Además, todos estos elementos explican, entre otras cosas, porqué no son válidos algunos de los sistemas de detección de la mentira basados en la medición del gasto de recursos cognitivos, bajo el supuesto de que la producción de una mentira requerirá más recursos que la descripción de un suceso real (ver capítulo 14). En algunos casos, recuperar un detalle real puede requerir más recursos cognitivos que la generación de una mentira. Explica, también, porqué los testigos algunas veces no son capaces de describir qué hicieron en una determinada situación, siendo supuestos expertos, y se comportan como novatos. O porqué no siempre son fáciles las valoraciones que el testigo hace sobre sus propios recuerdos y reconocimientos.
A continuación describiremos las principales propuestas sobre sistemas de memoria, para después centrarnos en los diferentes procesos implicados en la recuperación automática. Sobre las experiencias de memoria nos centraremos en el capítulo siguiente.

Sistemas de memoria
Podemos distinguir entre varias categorías de memoria en el eje automático-controlado cada una de las cuales ha dado lugar a dimensiones diferentes, aunque relacionadas.

Memoria declarativa y memoria procedimental
Para un testigo podría ser relativamente fácil describir unos determinados hechos, pero mucho más difícil informar pormenorizadamente acerca de cómo llevó a cabo una acción. Por ejemplo, intente describir de forma detallada cómo conduce. De este modo, a un piloto de avión le sería muy difícil describir detalladamente todos y cada uno de sus comportamientos implicados en la gestión de la nave.

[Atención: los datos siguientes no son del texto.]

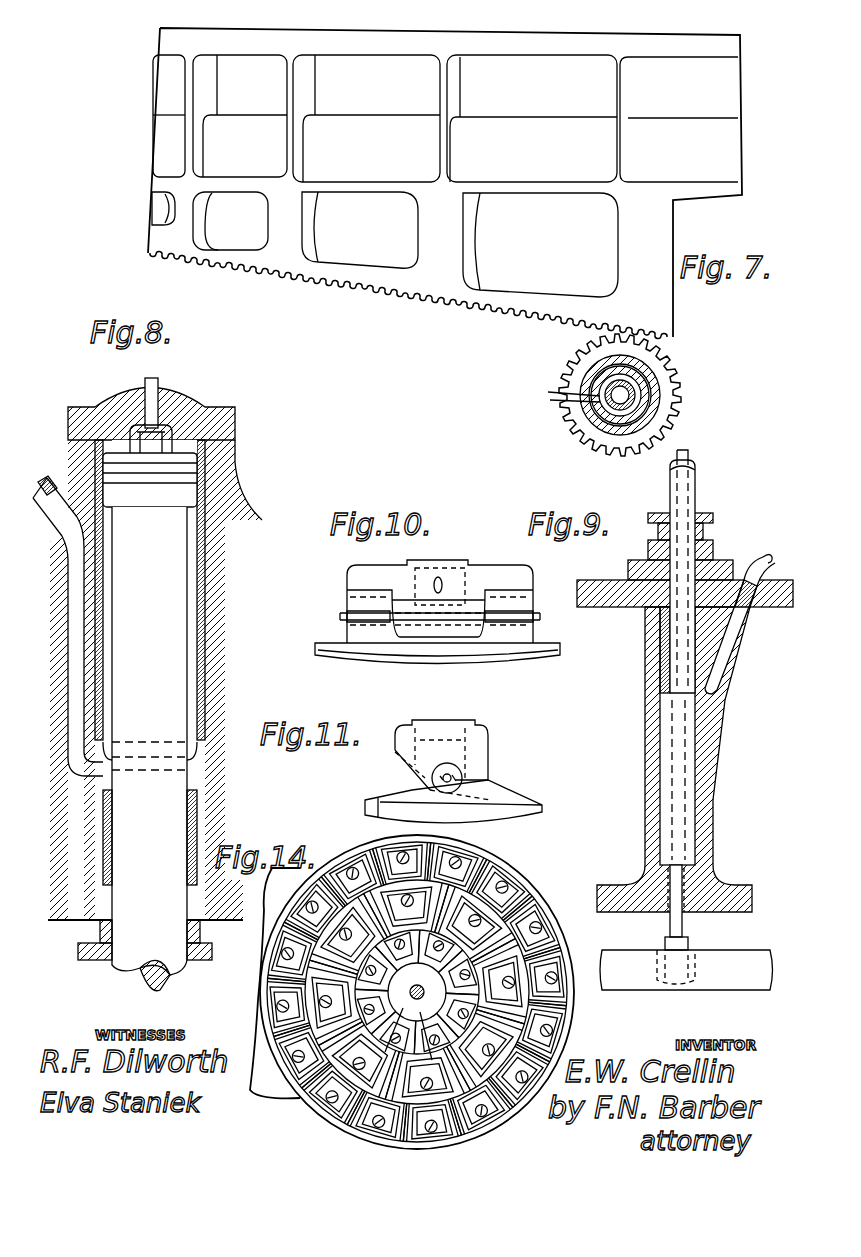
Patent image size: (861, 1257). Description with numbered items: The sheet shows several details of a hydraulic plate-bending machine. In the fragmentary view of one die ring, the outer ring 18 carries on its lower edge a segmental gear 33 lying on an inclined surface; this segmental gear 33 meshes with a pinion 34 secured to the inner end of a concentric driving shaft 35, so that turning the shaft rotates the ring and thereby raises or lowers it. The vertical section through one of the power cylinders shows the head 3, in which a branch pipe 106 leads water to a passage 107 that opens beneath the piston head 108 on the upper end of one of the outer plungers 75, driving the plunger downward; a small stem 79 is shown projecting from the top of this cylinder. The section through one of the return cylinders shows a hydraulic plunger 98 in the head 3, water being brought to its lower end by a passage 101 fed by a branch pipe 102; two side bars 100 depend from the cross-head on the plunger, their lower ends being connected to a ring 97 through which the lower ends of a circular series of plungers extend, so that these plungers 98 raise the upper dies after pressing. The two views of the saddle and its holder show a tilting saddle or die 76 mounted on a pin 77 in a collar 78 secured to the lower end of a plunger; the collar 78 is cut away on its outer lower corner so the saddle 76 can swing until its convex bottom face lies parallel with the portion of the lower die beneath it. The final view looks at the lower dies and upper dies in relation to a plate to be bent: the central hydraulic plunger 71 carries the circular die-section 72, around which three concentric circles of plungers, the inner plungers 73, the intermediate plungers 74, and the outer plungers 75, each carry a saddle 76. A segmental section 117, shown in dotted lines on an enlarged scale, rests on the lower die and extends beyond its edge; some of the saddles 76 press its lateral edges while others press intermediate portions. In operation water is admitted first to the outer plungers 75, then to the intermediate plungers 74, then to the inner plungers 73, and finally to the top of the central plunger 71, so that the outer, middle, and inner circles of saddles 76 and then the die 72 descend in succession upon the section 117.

In FIG. 7, the ring 18 is at (445, 182).
In FIG. 7, the segmental gear 33 is at (408, 298).
In FIG. 7, the pinion 34 is at (578, 372).
In FIG. 7, the driving shaft 35 is at (583, 395).
In FIG. 8, the valve stem 79 is at (160, 380).
In FIG. 8, the branch pipe 106 is at (46, 492).
In FIG. 8, the head 3 is at (262, 520).
In FIG. 9, the head 3 is at (592, 580).
In FIG. 8, the piston head 108 is at (158, 500).
In FIG. 8, the passage 107 is at (85, 648).
In FIG. 8, the central hydraulic plunger 71 is at (145, 749).
In FIG. 14, the central hydraulic plunger 71 is at (430, 992).
In FIG. 9, the hydraulic plunger 98 is at (695, 492).
In FIG. 9, the branch pipe 102 is at (770, 553).
In FIG. 9, the passage 101 is at (730, 652).
In FIG. 9, the side bar 100 is at (683, 928).
In FIG. 9, the ring 97 is at (686, 970).
In FIG. 10, the collar 78 is at (480, 570).
In FIG. 11, the collar 78 is at (488, 735).
In FIG. 10, the pin 77 is at (540, 617).
In FIG. 11, the pin 77 is at (450, 777).
In FIG. 10, the tilting saddle 76 is at (437, 660).
In FIG. 11, the tilting saddle 76 is at (548, 800).
In FIG. 14, the tilting saddle 76 is at (523, 873).
In FIG. 14, the plunger of the outer series 75 is at (552, 990).
In FIG. 14, the plunger of the inner series 73 is at (440, 948).
In FIG. 14, the circular die-section 72 is at (417, 992).
In FIG. 14, the plunger of the intermediate series 74 is at (408, 1029).
In FIG. 14, the segmental section 117 is at (258, 1012).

Igualmente, le será difícil a un técnico experto detallar cómo hace para ensamblar un motor o para programar una máquina de diagnóstico médico. En la medida en que se tratan todas ellas de acciones que forman parte de un procedimiento repetido hasta la saciedad durante un amplio periodo de tiempo, se habrán automatizado y la realización de gran parte de esas acciones deja de ser consciente, lo que no implica una peor ejecución sino más bien lo contrario. A un conductor experto le puede ocurrir recorrer un trayecto, y cuando llega a su destino no ser del todo consciente de cómo lo ha hecho, aun cuando esa conducción “automática” no implique cometer errores, seguramente menos que los que cometerá un conductor novel. Por otro lado, si a ese conductor experto o a ese técnico les obligamos a realizar la tarea de forma completamente consciente, por ejemplo pidiéndoles que vayan describiendo qué hacen, nos encontraremos con que su rendimiento disminuirá significativamente.
Estos hechos se explican por la implicación de diferentes tipos de memoria.
Squire (Squire, 1986; Squire y Cohen, 1984; Squire, Knowlton y Musen, 1993; Haist, Shimamura y Squire, 1992) distingue entre dos sistemas diferentes de memoria, basados en el conocimiento declarativo y en el conocimiento procedimental (ACT; Anderson, 1976). O más recientemente, entre memoria declarativa y memoria no-declarativa (Squire, 1994).
El conocimiento declarativo es definido por Anderson como el conocimiento de los hechos sobre el mundo, “el saber qué” ; mientras que el conocimiento procedimental es aquel que se refiere a cómo se hacen las cosas, “el saber cómo”. Según Ryle (1949) ambos tipos de conocimiento se diferencian, en cuanto a su adquisición, en que el declarativo se adquiere como un todo-o-nada y puede obtenerse repentinamente a través de la palabra; el conocimiento procedimental, sin embargo, se adquiere de forma gradual a través de estrategias. Anderson (1976) añade a la distinción que el conocimiento declarativo puede comunicarse verbalmente, cosa que es extremadamente difícil en el caso del procedimental. Tanto la memoria episódica como la memoria semántica son memorias declarativas.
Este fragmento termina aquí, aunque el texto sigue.